My test environment works as expected until I simulate a network split.
In the “smallest” network partition, I have:
N MongoS servers
only 1 config server (out of 3 total), in SECONDARY status
and N shard servers
In this partition:
at first, all MongoDB servers + MongoS still accept connections and behave as expected
if I restart these MongoDB+MongoS servers => MongoS servers start but refuse connections (MongoNetworkError: connect ECONNREFUSED).
Do you know why? I must be missing something obvious.
As far as I can tell from startup logs, MongoS sends queries like {"find":"shards", "readConcern":{"level":"majority"}} to the config server, which seems guaranteed to fail during a network split (Command timed out waiting for read concern to be satisfied).
create and initialize a 3-member configuration server replica set => looks healthy, 1 PRIMARY + 2 SECONDARY
skip the shard replica set creation
start a MongoS server using this configuration replica set => MongoS accepts connections as expected
stop all servers (MongoDB + MongoS)
start only one configuration server MongoDB to simulate a network split => it accepts connections, and is in SECONDARY state as expected
start MongoS => it does not accept connections (ECONNREFUSED)

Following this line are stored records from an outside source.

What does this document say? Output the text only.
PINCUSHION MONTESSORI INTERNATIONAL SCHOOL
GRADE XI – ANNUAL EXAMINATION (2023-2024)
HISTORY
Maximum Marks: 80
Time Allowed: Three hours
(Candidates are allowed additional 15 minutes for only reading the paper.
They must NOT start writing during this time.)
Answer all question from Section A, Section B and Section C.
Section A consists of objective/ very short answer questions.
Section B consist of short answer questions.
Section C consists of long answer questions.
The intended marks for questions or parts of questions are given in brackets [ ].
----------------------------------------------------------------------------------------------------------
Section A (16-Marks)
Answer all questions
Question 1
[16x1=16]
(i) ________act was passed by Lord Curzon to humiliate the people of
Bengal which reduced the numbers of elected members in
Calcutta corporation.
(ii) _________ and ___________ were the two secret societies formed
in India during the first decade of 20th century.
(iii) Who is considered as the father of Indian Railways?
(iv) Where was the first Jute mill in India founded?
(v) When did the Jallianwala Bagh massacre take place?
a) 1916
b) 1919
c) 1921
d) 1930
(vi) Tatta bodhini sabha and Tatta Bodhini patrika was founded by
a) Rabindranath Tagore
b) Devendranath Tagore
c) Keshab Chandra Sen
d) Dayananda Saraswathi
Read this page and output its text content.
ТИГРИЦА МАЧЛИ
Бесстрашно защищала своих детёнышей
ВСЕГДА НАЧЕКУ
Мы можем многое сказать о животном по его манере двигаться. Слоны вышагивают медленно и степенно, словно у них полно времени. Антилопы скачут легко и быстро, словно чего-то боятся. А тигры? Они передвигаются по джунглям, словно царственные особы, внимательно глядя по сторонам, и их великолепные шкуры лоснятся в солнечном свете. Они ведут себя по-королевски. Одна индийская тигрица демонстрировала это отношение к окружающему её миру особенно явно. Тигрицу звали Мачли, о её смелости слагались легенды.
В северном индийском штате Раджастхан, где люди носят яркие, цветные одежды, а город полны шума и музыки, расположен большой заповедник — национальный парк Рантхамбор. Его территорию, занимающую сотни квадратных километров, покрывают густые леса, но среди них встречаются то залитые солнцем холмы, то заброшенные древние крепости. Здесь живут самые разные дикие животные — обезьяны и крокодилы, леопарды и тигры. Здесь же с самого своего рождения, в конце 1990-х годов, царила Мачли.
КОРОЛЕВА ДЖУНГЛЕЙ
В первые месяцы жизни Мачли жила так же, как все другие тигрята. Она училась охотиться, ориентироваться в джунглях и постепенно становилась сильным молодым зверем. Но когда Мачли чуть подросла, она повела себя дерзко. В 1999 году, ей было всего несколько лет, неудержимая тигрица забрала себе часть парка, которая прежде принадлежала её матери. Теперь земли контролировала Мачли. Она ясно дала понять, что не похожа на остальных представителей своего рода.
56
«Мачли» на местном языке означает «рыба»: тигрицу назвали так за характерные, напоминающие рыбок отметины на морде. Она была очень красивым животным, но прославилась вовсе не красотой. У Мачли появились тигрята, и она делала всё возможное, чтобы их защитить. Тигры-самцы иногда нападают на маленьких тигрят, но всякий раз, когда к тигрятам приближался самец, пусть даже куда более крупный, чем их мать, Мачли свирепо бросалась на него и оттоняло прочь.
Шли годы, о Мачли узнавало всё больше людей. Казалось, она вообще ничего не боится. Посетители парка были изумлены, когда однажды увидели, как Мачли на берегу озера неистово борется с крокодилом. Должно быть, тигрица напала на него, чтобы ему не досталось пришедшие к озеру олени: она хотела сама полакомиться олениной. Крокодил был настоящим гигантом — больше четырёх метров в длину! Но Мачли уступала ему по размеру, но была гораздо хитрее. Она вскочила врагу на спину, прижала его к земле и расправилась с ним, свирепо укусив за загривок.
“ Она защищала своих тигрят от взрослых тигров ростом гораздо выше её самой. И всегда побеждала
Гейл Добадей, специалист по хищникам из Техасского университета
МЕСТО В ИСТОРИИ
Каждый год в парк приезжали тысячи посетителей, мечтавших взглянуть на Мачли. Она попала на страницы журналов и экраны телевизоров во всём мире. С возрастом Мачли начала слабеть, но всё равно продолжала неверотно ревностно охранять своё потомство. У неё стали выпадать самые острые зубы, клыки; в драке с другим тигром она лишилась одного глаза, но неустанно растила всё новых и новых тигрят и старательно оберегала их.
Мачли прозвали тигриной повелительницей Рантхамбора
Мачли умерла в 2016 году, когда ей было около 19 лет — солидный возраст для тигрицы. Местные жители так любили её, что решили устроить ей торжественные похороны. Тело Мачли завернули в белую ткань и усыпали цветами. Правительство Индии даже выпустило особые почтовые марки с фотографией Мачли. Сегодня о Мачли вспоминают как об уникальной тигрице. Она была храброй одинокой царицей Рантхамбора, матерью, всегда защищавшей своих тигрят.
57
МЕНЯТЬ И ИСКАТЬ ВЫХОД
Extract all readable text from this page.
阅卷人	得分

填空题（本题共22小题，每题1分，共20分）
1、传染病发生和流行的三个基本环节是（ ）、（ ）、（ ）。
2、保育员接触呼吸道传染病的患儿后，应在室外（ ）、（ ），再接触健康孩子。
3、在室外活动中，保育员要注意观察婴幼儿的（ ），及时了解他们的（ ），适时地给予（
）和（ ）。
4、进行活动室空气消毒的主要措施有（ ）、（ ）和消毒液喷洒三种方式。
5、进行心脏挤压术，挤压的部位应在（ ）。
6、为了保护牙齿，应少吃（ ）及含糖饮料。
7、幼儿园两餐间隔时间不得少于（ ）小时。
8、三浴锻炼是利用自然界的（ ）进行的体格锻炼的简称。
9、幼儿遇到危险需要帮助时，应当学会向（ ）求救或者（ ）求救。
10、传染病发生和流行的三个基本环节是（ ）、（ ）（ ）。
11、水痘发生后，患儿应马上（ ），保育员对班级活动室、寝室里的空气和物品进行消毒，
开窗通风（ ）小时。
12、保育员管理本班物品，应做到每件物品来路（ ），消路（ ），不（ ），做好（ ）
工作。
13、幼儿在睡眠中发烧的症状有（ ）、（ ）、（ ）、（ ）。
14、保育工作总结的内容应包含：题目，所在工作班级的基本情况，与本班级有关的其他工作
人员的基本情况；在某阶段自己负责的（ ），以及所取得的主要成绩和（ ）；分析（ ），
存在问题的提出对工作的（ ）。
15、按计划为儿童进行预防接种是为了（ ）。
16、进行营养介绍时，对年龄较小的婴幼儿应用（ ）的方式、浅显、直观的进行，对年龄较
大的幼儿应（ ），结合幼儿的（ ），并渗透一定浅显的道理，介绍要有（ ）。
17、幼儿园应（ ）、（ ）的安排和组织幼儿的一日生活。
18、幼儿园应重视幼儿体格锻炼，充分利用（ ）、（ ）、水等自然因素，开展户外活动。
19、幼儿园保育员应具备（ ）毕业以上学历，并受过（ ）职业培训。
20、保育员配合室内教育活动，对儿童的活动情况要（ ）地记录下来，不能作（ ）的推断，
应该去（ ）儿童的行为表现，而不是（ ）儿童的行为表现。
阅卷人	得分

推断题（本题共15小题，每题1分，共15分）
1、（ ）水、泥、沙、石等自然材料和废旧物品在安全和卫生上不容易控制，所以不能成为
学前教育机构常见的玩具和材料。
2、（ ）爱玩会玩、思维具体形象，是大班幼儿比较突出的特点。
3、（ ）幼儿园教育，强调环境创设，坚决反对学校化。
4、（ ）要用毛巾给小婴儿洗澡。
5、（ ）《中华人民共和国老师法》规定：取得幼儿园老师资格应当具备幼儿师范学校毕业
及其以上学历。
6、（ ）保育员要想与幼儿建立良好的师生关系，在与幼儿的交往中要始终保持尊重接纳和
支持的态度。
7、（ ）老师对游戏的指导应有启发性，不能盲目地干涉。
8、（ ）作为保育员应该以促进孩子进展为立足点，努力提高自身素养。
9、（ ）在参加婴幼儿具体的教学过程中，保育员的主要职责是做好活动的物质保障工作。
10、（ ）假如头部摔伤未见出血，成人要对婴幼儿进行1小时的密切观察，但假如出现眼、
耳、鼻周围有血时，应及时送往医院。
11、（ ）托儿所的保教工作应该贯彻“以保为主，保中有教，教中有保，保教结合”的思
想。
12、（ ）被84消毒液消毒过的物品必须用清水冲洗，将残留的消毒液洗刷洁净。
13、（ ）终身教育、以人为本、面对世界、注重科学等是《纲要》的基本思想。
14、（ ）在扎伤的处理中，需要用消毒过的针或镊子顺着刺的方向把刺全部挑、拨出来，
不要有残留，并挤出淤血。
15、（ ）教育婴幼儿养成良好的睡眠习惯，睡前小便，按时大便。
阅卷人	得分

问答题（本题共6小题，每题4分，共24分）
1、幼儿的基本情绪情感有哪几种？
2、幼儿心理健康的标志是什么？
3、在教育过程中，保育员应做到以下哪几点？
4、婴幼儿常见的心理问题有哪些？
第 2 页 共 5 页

I expected MongoS to start and accept connections, even when the configuration replica set is in degraded mode (and only one SECONDARY configuration server is reachable by MongoS).
create and initialize a 3-member configuration server replica set => looks healthy, 1 PRIMARY + 2 SECONDARY
skip the shard replica set creation
Can I ask why you’re skipping the shard replica set creation in the above step? It sounds like you’re deliberately creating a mangled sharded cluster. In this state, I don’t think we can guarantee certain expected behaviour.
If you’re intending to simulate how a sharded cluster behave in a degraded state (which I think is a valid goal), I believe you need to have a working sharded cluster first, then use a tool like toxiproxy to simulate certain network conditions. I’m not sure if turning off part of the cluster will give you accurate information.
My initial test had a functioning sharded cluster (2 shards, each one on a 3-server replica set). That’s when I noticed this MongoS behavior when the cluster is in a degraded state.
I did a second test just to try and isolate the issue (reproducing the same behavior with fewer servers, while following the tutorial as much as possible). That’s why I skipped the shard replica set creation: even without it, I observed the same behavior. When my config replica set is healthy, MongoS accepts connections. But when the config replica set is in degraded state and the remaining servers are rebooted, MongoS refuses connections until the config replica set becomes healthy again.
Thanks for the toxiproxy recommendation, I’ll look into it. But I feel like turning off servers is also a valid test case: in case of datacenter emergencies, we may have to power off some servers quickly - and even in this state, I expect the remaining servers to still accept connections.